From here we get a lot of various attacks, most of which don’t show us anything except second-long edits of objects in a blur of motion. But such is PG-13 horror that doesn’t have the smarts to make the most of composition, editing or sound [or cinematography, or writing, or music, or…] to create scares without gore. At one point they are in this huge ice cave, which we find out is a mere few feet from the fire cave. Blah, blah, blah, attack, attack, until finally at the end there’s a huge underground explosion [they sure travel with a lot of hardcore explosives], and eventually they take a right turn and end up in the open ocean, and are fine. Then there’s a short, stupid epilogue in which they pack Morris Chestnut [who can nut on my chest anytime, btw] into a cab, then we see that the surviving woman is part beastie now, meaning that she has brought the venereal disease out of the cave and is now going to go about spreading it to the general population. Evil, diseased women! Stick with virgins, fellas! The hymen is your friend!

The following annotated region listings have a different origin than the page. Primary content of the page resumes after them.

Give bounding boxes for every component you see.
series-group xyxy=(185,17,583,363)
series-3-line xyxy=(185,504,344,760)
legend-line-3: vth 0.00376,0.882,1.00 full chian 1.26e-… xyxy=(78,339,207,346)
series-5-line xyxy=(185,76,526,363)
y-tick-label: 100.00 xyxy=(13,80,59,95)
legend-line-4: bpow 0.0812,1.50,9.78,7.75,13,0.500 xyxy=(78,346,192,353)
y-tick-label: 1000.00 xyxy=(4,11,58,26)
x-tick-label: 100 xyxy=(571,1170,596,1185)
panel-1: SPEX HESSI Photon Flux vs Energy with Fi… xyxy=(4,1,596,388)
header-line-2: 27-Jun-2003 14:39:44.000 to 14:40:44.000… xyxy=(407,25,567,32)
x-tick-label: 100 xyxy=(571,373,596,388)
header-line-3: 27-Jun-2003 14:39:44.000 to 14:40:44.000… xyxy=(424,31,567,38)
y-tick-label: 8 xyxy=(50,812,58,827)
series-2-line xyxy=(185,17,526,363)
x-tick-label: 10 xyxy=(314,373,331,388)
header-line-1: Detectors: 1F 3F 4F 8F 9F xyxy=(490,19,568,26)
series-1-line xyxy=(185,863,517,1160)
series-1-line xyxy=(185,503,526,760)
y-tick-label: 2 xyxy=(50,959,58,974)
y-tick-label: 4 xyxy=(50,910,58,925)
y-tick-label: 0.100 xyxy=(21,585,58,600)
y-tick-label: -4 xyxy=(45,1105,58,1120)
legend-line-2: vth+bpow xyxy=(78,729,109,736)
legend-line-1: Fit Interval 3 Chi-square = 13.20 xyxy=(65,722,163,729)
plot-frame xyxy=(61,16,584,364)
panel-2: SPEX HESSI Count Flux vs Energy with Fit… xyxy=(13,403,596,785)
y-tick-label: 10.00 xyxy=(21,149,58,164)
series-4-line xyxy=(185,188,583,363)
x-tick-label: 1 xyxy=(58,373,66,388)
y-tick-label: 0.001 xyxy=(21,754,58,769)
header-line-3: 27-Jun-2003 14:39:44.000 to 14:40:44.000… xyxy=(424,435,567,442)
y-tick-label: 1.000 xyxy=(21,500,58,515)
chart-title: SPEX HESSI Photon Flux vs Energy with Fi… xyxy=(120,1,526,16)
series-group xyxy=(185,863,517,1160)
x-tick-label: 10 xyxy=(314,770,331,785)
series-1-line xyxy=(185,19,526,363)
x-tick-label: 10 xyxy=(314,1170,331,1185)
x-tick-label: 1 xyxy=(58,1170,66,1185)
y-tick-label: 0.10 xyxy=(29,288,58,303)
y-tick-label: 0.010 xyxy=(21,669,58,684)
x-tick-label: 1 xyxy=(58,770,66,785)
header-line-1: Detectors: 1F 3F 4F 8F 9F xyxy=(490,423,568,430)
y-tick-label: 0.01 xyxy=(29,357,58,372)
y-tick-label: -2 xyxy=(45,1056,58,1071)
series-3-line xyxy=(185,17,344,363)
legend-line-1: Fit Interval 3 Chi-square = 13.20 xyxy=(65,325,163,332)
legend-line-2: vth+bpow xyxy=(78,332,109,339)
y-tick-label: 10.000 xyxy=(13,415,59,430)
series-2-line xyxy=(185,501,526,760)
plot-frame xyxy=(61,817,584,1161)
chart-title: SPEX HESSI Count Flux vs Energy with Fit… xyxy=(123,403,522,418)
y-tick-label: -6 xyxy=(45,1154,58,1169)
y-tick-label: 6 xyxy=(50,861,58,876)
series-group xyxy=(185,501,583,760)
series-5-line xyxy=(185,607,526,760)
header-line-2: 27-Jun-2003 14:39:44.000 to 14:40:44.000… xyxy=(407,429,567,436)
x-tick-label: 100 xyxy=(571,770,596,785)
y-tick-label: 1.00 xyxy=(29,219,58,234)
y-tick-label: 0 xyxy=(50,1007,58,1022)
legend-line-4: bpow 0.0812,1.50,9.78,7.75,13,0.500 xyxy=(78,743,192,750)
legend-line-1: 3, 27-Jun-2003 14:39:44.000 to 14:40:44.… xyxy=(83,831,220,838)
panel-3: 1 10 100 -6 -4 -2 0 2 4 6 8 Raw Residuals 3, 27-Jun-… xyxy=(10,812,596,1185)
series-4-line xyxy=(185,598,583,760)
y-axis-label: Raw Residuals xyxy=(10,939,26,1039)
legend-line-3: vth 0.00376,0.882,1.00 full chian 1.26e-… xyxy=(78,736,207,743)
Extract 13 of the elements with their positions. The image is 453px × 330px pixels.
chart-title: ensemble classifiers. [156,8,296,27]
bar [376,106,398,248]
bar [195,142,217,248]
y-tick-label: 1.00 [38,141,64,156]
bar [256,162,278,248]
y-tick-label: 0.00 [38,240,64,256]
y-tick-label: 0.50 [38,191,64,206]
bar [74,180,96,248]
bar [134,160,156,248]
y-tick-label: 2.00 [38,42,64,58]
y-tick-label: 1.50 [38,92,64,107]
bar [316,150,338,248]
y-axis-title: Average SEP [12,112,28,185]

Overall, massively dumb, but kind of fun. Probably fun precisely because it’s so massively dumb, and keeps whipping out new massively dumb elements every few seconds. Woe to anyone who saw this hoping for something genuinely scary, but if you’re up for a silly and stupid amusing time, go for it.

Should you watch it: 

Sure, just go in expecting crap. This would be a good one with some friends and a good buzz, although I enjoyed it just fine with a comatose bunny and some Crystal Light.

THE DESCENT is almost the same movie, just good. It has real scares, real gore, real characters, quality direction, intense scenes, and does not have a subtext about how women’s vaginas are unclean and if you stick your dick in anyone who isn’t a virgin you’ll get a horrible, flesh-mutating disease.